Seulement, cette approche se heurte à nombre d’obstacles et aux autres objectifs poursuivis par M. Trump au Moyen-Orient. D’abord, les militaires américains diront au président que, dans la lutte contre l’EI, les groupes rebelles et les milices kurdes, elles aussi alliées des Etats-Unis, ont beaucoup plus accompli que les Russes et le régime de Damas. C’est sur certains de ces groupes et sur les Kurdes qu’il faut compter si le nouveau président veut voir rapidement tomber la ville de Rakka, la « capitale » de l’EI en Syrie.

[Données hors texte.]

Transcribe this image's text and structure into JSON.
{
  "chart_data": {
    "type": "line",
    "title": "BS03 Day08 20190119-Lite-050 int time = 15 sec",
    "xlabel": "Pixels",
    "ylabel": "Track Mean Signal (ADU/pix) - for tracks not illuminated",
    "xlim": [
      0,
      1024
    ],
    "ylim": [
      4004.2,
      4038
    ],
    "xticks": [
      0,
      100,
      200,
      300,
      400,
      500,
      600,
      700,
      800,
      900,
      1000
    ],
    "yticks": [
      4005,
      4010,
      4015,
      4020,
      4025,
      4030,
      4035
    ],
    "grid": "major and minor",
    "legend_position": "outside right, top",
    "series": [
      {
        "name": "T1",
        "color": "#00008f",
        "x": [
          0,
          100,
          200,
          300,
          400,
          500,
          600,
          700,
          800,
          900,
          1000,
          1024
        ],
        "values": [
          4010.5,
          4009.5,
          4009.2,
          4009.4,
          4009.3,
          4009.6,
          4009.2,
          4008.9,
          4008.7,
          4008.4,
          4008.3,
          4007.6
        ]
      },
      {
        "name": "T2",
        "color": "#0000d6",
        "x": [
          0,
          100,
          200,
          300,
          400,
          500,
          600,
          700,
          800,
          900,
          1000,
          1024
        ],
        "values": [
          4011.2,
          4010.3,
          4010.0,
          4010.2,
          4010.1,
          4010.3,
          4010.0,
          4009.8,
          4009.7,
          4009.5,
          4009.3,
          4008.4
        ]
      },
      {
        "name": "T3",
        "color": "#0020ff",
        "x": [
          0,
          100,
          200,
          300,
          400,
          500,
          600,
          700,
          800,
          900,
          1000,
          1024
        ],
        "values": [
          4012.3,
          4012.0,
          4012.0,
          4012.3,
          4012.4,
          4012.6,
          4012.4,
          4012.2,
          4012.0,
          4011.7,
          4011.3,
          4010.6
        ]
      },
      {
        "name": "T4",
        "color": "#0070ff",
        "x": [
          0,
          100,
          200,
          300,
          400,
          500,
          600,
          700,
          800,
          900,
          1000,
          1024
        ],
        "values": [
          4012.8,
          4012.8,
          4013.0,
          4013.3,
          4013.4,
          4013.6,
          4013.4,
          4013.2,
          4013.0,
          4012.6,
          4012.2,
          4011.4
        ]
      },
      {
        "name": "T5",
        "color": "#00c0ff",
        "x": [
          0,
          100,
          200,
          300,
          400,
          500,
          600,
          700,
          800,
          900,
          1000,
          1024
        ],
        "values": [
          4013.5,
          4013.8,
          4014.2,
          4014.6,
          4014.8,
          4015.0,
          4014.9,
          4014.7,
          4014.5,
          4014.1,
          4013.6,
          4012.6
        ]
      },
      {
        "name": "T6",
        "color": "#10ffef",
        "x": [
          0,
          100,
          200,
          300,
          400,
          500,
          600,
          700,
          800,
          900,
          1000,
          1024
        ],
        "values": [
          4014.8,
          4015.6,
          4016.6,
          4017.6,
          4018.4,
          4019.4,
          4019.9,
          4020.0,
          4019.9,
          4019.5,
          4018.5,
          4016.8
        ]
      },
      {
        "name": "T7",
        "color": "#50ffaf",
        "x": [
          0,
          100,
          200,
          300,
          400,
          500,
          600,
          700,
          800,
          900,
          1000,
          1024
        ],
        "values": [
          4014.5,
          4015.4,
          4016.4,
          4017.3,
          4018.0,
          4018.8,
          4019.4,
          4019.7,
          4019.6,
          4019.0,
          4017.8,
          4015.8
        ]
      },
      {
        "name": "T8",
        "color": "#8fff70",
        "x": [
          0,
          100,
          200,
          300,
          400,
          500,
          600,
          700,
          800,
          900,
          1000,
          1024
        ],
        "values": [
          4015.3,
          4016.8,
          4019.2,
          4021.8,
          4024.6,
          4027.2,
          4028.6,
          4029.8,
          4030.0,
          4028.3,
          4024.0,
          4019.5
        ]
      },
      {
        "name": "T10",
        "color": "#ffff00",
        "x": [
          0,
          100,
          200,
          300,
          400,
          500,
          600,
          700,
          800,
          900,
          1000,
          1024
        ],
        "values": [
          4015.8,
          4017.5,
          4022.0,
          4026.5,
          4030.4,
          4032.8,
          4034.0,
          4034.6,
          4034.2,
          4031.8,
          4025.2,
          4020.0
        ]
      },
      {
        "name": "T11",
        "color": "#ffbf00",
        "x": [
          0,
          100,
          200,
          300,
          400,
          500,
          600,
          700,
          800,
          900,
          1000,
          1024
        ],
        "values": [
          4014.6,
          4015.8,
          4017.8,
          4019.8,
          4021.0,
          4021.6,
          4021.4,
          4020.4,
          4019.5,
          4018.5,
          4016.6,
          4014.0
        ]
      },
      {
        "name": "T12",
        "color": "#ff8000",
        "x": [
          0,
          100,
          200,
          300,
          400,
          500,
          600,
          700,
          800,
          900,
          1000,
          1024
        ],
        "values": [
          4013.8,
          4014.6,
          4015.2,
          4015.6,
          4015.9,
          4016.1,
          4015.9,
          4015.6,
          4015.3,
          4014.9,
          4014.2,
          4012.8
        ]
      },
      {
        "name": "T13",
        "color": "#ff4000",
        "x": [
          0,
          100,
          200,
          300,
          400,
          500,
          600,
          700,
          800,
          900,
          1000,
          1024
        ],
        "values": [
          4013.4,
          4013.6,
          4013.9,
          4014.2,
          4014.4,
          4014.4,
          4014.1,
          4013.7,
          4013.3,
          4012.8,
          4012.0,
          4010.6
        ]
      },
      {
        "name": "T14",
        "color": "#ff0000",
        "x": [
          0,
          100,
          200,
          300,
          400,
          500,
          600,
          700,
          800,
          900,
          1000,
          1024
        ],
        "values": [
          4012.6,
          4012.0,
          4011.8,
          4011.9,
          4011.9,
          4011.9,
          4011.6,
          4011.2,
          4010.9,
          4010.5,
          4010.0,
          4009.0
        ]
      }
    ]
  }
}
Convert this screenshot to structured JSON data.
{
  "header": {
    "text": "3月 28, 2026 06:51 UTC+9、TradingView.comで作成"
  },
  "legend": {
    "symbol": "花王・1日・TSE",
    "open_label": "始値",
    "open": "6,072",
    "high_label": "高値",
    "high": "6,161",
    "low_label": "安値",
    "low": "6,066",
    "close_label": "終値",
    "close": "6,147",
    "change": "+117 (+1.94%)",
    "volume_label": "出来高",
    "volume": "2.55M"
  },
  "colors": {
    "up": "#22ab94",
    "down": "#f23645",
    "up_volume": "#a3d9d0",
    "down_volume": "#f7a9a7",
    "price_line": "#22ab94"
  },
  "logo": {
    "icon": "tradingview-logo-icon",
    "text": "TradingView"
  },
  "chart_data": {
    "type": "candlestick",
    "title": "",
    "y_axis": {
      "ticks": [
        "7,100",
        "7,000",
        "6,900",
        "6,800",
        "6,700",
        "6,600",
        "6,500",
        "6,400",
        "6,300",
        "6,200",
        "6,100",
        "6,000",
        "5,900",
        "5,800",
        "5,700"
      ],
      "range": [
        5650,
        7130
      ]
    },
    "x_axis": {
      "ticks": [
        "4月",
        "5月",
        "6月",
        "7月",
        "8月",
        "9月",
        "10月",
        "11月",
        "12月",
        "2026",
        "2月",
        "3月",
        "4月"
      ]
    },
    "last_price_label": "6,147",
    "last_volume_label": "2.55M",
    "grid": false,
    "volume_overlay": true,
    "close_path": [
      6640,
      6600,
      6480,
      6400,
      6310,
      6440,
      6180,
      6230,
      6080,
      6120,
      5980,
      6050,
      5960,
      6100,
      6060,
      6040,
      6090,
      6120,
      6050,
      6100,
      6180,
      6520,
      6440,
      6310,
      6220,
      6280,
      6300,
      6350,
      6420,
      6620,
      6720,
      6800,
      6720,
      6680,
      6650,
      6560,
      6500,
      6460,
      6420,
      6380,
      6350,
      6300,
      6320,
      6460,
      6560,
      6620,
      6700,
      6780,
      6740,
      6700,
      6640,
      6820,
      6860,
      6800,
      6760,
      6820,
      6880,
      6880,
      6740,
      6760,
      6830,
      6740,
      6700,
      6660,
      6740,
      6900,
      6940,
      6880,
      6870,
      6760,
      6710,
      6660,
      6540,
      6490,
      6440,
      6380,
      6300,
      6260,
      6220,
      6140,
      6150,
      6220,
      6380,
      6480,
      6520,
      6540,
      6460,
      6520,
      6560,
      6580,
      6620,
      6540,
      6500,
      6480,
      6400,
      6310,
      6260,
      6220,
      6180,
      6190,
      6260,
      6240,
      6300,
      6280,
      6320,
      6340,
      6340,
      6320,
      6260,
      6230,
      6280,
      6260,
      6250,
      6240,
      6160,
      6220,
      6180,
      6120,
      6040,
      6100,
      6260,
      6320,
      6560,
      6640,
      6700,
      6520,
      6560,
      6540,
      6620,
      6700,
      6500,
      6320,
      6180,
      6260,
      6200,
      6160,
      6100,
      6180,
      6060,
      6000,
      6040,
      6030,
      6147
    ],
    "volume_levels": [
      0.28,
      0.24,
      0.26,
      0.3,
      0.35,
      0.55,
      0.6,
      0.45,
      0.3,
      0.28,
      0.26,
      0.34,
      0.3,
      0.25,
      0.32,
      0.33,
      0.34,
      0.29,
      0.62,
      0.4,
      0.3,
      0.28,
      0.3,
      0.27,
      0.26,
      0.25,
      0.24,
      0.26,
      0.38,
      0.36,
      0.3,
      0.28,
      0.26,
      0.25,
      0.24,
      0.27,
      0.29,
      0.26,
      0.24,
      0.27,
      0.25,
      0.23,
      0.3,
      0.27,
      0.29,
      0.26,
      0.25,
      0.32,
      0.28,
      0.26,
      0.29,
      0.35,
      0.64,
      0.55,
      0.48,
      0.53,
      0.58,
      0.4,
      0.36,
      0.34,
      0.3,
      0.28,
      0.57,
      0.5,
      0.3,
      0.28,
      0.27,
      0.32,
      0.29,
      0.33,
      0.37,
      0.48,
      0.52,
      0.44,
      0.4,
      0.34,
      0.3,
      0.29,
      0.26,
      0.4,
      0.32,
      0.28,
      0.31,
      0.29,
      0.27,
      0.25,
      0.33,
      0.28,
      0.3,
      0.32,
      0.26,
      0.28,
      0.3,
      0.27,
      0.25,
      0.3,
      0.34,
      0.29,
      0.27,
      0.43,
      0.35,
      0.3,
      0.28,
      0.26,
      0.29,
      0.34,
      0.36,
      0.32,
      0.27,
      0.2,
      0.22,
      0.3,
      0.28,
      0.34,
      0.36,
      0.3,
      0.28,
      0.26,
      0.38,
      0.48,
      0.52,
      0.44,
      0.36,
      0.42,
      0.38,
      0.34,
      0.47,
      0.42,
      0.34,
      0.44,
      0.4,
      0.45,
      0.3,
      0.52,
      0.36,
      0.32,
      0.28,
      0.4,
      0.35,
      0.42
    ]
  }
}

Ensuite, la nouvelle administration américaine se trouvera en contradiction avec sa deuxième ambition régionale : contenir l’Iran. S’il semble avoir renoncé à dénoncer l’accord sur le nucléaire iranien conclu en juillet 2015, M. Trump veut être plus exigeant sur son exécution. La majorité républicaine au Congrès des Etats-Unis et les personnalités pressenties pour diriger la diplomatie américaine pensent comme Israël : le vrai danger serait l’expansionnisme iranien, pas le djihadisme sunnite. Bref, l’administration Trump serait décidée à mener la vie dure à la République islamique – pas à s’en rapprocher comme l’espérait Obama. Le « roi du deal » immobilier peut-il faire ami-ami avec l’Iran en Syrie et le combattre ailleurs ?

Reconstruire

Sur le front irakien, le président-élu a été plus elliptique. Sans qu’on sache trop pourquoi, il a qualifié de « stupide » la bataille en cours pour reprendre la ville de Mossoul des mains de l’EI. On ne connaît pas les raisons de ce jugement. Jusqu’à preuve du contraire, les Etats-Unis ont réussi à assembler avec succès une coalition hétéroclite pour une offensive, militaire et politique, éminemment complexe.

Mais en Syrie comme en Irak, M. Trump devra prendre toute la mesure du phénomène djhadiste. Il n’est pas sûr que l’on puisse – comme le souhaitait Obama et comme semble le croire son successeur – déconnecter la tumeur djihadiste de son environnement. Il y a un lien étroit entre le type de régime au pouvoir à Damas ou à Bagdad et la persistance du djihadisme sunnite. Les uns et les autres s’auto-entretiennent au moins autant, sinon plus, qu’ils se combattent. En ce sens, la défaite du djihadisme exige bien plus que la reprise de Rakka et de Mossoul. Elle suppose d’aider à reconstruire deux Etats multiethniques et multiconfessionnels viables.

Ne pas s’y attaquer, c’est admettre que le djihadisme survivra aux batailles en cours. S’y employer, c’est reconnaître que les Etats-Unis ne peuvent pas totalement se désengager de la région. A l’instar d’Obama, Trump veut d’abord être un président qui s’occupe des affaires intérieures. Mais il subira le même sort que son prédécesseur : le Moyen-Orient va plomber son mandat.